Nel lungo termine le azioni rendono più delle obbligazioni?

azioni o obbligazioni
In finanza si sente spesso ripetere che storicamente le azioni hanno reso più delle obbligazioni. Anche libri storici come L'investitore intelligente di Graham o Peter Lynch riprendono e rimarcano questa regola. Ma è proprio così? A dispetto di quanto sento dire su alcuni forum di finanza, storicamente è vero. Le azioni hanno reso più delle obbligazioni. Ovvio non sempre e non ovunque. Ma questa legge è stata rispettata, non solo negli Stati Uniti che rapprensenta da solo oltre il 60% del mercato. 

Questo non vuol dire che sia il momento di investire in azioni, siamo consapevoli che siamo in un mercato al rialzo da tempo con gli indici ai massimi. Ma non vuol dire evitarle. Per chi è dentro può mantenere. Chi è fuori può entrarci in punta di piedi tramite investimenti periodici, i cosiddetti Pac. 

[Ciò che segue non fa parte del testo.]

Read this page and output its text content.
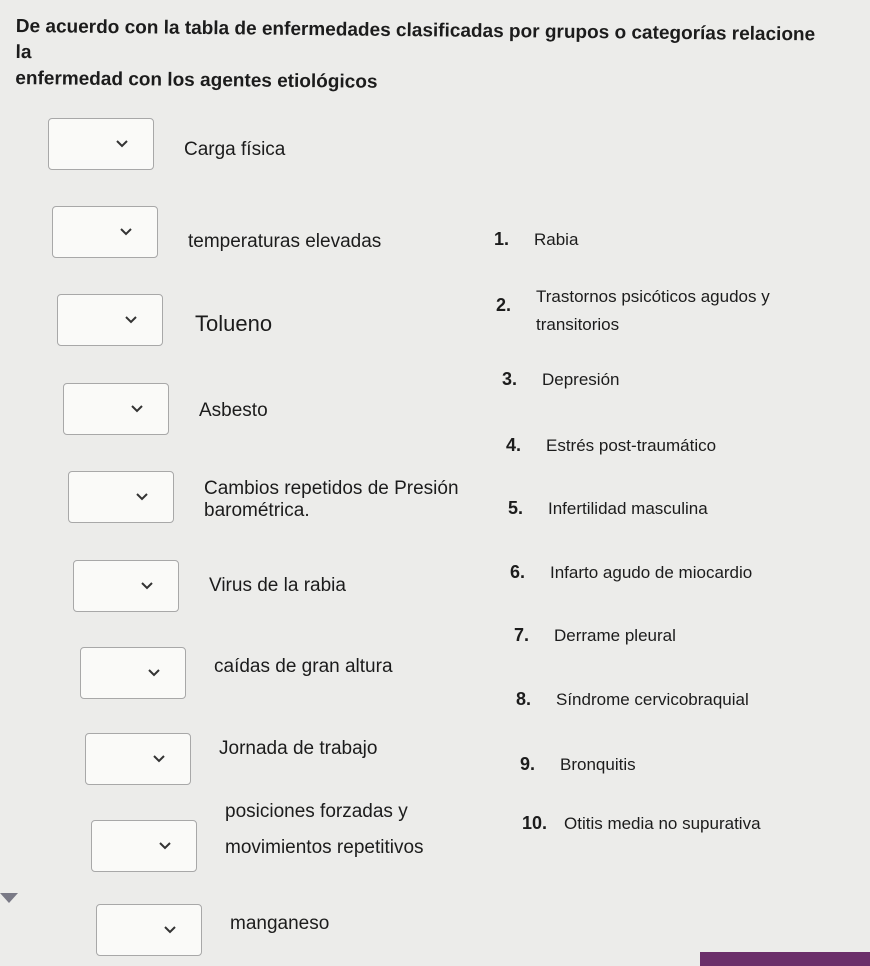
De acuerdo con la tabla de enfermedades clasificadas por grupos o categorías relacione la
enfermedad con los agentes etiológicos
Carga física
temperaturas elevadas
Tolueno
Asbesto
Cambios repetidos de Presión
barométrica.
Virus de la rabia
caídas de gran altura
Jornada de trabajo
posiciones forzadas y
movimientos repetitivos
manganeso
1. Rabia
2. Trastornos psicóticos agudos y
transitorios
3. Depresión
4. Estrés post-traumático
5. Infertilidad masculina
6. Infarto agudo de miocardio
7. Derrame pleural
8. Síndrome cervicobraquial
9. Bronquitis
10. Otitis media no supurativa
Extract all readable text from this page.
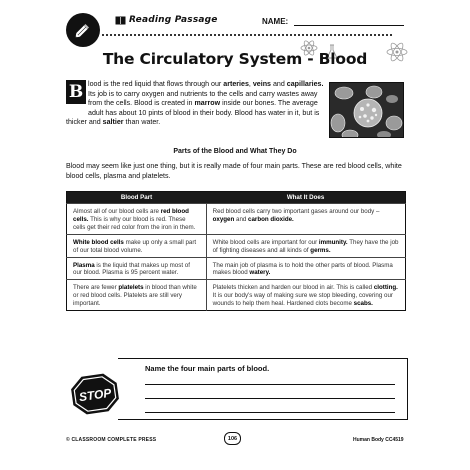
Reading Passage	NAME:
The Circulatory System - Blood
lood is the red liquid that flows through our arteries, veins and capillaries. Its job is to carry oxygen and nutrients to the cells and carry wastes away from the cells. Blood is created in marrow inside our bones. The average adult has about 10 pints of blood in their body. Blood has water in it, but is thicker and saltier than water.
B
Parts of the Blood and What They Do
Blood may seem like just one thing, but it is really made of four main parts. These are red blood cells, white blood cells, plasma and platelets.
Blood Part	What It Does
Almost all of our blood cells are red blood cells. This is why our blood is red. These cells get their red color from the iron in them.	Red blood cells carry two important gases around our body – oxygen and carbon dioxide.
White blood cells make up only a small part of our total blood volume.	White blood cells are important for our immunity. They have the job of fighting diseases and all kinds of germs.
Plasma is the liquid that makes up most of our blood. Plasma is 95 percent water.	The main job of plasma is to hold the other parts of blood. Plasma makes blood watery.
There are fewer platelets in blood than white or red blood cells. Platelets are still very important.	Platelets thicken and harden our blood in air. This is called clotting. It is our body's way of making sure we stop bleeding, covering our wounds to help them heal. Hardened clots become scabs.
STOP
Name the four main parts of blood.
© CLASSROOM COMPLETE PRESS	106	Human Body CC4519
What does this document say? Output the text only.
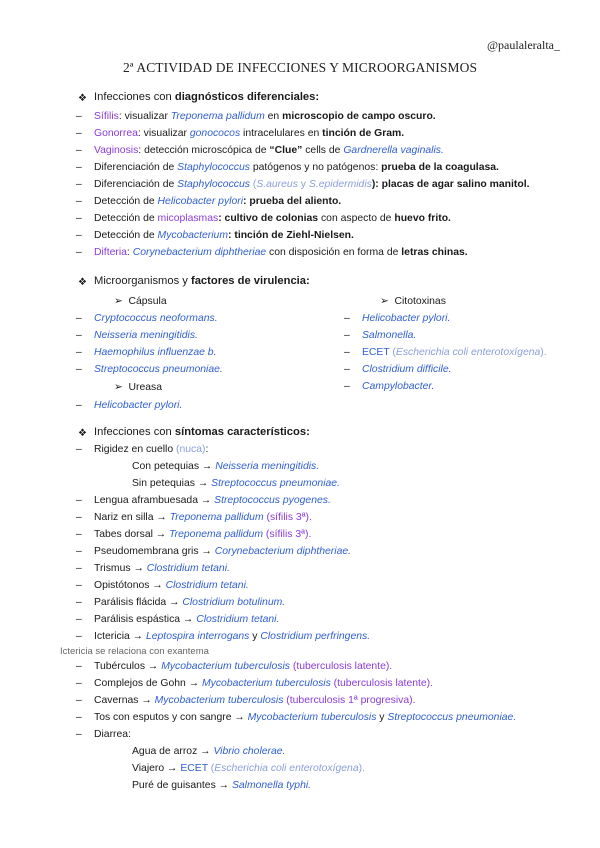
@paulaleralta_
2ª ACTIVIDAD DE INFECCIONES Y MICROORGANISMOS
❖ Infecciones con diagnósticos diferenciales:
– Sífilis: visualizar Treponema pallidum en microscopio de campo oscuro.
– Gonorrea: visualizar gonococos intracelulares en tinción de Gram.
– Vaginosis: detección microscópica de “Clue” cells de Gardnerella vaginalis.
– Diferenciación de Staphylococcus patógenos y no patógenos: prueba de la coagulasa.
– Diferenciación de Staphylococcus (S.aureus y S.epidermidis): placas de agar salino manitol.
– Detección de Helicobacter pylori: prueba del aliento.
– Detección de micoplasmas: cultivo de colonias con aspecto de huevo frito.
– Detección de Mycobacterium: tinción de Ziehl-Nielsen.
– Difteria: Corynebacterium diphtheriae con disposición en forma de letras chinas.
❖ Microorganismos y factores de virulencia:
➢ Cápsula	➢ Citotoxinas
– Cryptococcus neoformans.
– Neisseria meningitidis.
– Haemophilus influenzae b.
– Streptococcus pneumoniae.
➢ Ureasa
– Helicobacter pylori.
– Helicobacter pylori.
– Salmonella.
– ECET (Escherichia coli enterotoxígena).
– Clostridium difficile.
– Campylobacter.
❖ Infecciones con síntomas característicos:
– Rigidez en cuello (nuca):
Con petequias → Neisseria meningitidis.
Sin petequias → Streptococcus pneumoniae.
– Lengua aframbuesada → Streptococcus pyogenes.
– Nariz en silla → Treponema pallidum (sífilis 3ª).
– Tabes dorsal → Treponema pallidum (sífilis 3ª).
– Pseudomembrana gris → Corynebacterium diphtheriae.
– Trismus → Clostridium tetani.
– Opistótonos → Clostridium tetani.
– Parálisis flácida → Clostridium botulinum.
– Parálisis espástica → Clostridium tetani.
– Ictericia → Leptospira interrogans y Clostridium perfringens.
Ictericia se relaciona con exantema
– Tubérculos → Mycobacterium tuberculosis (tuberculosis latente).
– Complejos de Gohn → Mycobacterium tuberculosis (tuberculosis latente).
– Cavernas → Mycobacterium tuberculosis (tuberculosis 1ª progresiva).
– Tos con esputos y con sangre → Mycobacterium tuberculosis y Streptococcus pneumoniae.
– Diarrea:
Agua de arroz → Vibrio cholerae.
Viajero → ECET (Escherichia coli enterotoxígena).
Puré de guisantes → Salmonella typhi.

In merito alla domanda nel titolo, riporto un'analisi fatta da UBS e la London Business School.

 

Rendimenti azioni, obbligazioni e inflazione

Nel mondo dei mercati finanziari, le tendenze storiche, pur influenzate in modo diverso dal corso della storia, spesso aiutano a identificare tendenze durature favorevoli agli investimenti futuri. Per un quarto di secolo, UBS, in collaborazione con la London Business School, ha compilato minuziosamente il Global Investment Returns Yearbook, un'analisi autorevole delle prestazioni storiche attraverso varie classi di attività. Questo fornisce un'importante visione di come i mercati possano evolversi attraverso la scrutinizzazione di eventi significativi.

 

"Negli ultimi anni, i fattori geopolitici hanno funzionato come un promemoria chiave dei principi fondamentali per gli investimenti a lungo termine e la navigazione nei territori del rischio e del rendimento", sottolineano gli autori. Secondo gli esperti, analizzare l'ascesa e la caduta delle performance nel tempo sottolinea veramente l'importanza della diversificazione e del valore complessivo di un approccio disciplinato all'allocazione degli asset.

 

In questa analisi, l'inflazione continua a giocare un ruolo cruciale, anche se ha iniziato a diminuire, rimanendo un fattore degno di considerazione. La trasformazione industriale nel corso degli anni ha spinto gli Stati Uniti a dominare il mercato azionario, raggiungendo una prominente posizione mai vista dagli anni '70. Attualmente, il mercato azionario statunitense detiene una quota globale del 60,4%, rispetto al 14,5% del 1900, eclissando il 3,7% del Regno Unito, che rappresentava il 24,2% nel 1900. Questa concentrazione geografica di mercato è principalmente legata alla sottoperformance osservata altrove. Gli investitori, nel lungo termine, hanno contribuito alla sottoperformance di alcune aree allocando maggiormente in mercati con un elevato crescita del PIL.

 

Esaminando varie classi di attività, emerge che dal 1900 le azioni hanno superato obbligazioni societarie (il mercato statunitense, il più rappresentativo, ha registrato in media un rendimento reale dell'8,4% annuo), obbligazioni del Tesoro e inflazione in tutti i 21 mercati con dati storici disponibili. Se le azioni hanno eccelso sulle obbligazioni, le obbligazioni societarie hanno superato le obbligazioni del Tesoro, una tendenza osservata negli altri 35 mercati analizzati nel Yearbook con dati risalenti al 1900.

 

Sulla base di dati a lungo termine raccolti dal 1900 per gli Stati Uniti e dal 1860 per il Regno Unito, le obbligazioni societarie investiment grade hanno costantemente offerto un premio significativo per il rischio di credito rispetto ai titoli di Stato equivalenti, con una media di un punto percentuale all'anno. Il premio per le obbligazioni ad alto rendimento è circa due punti percentuali più alto.

 

Nonostante le azioni abbiano conseguito eccellenti rendimenti a lungo termine, in molti casi non sono riuscite a coprire contro l'inflazione. Guardando avanti, gli autori concludono che le aspettative per le future generazioni, considerando una classe di attività mista, sono inferiori a quanto osservato in passato. Gli shock di mercato possono essere determinanti, con i rendimenti attuali che si prevede siano inferiori di circa 200 punti base rispetto a quanto previsto solo due anni fa.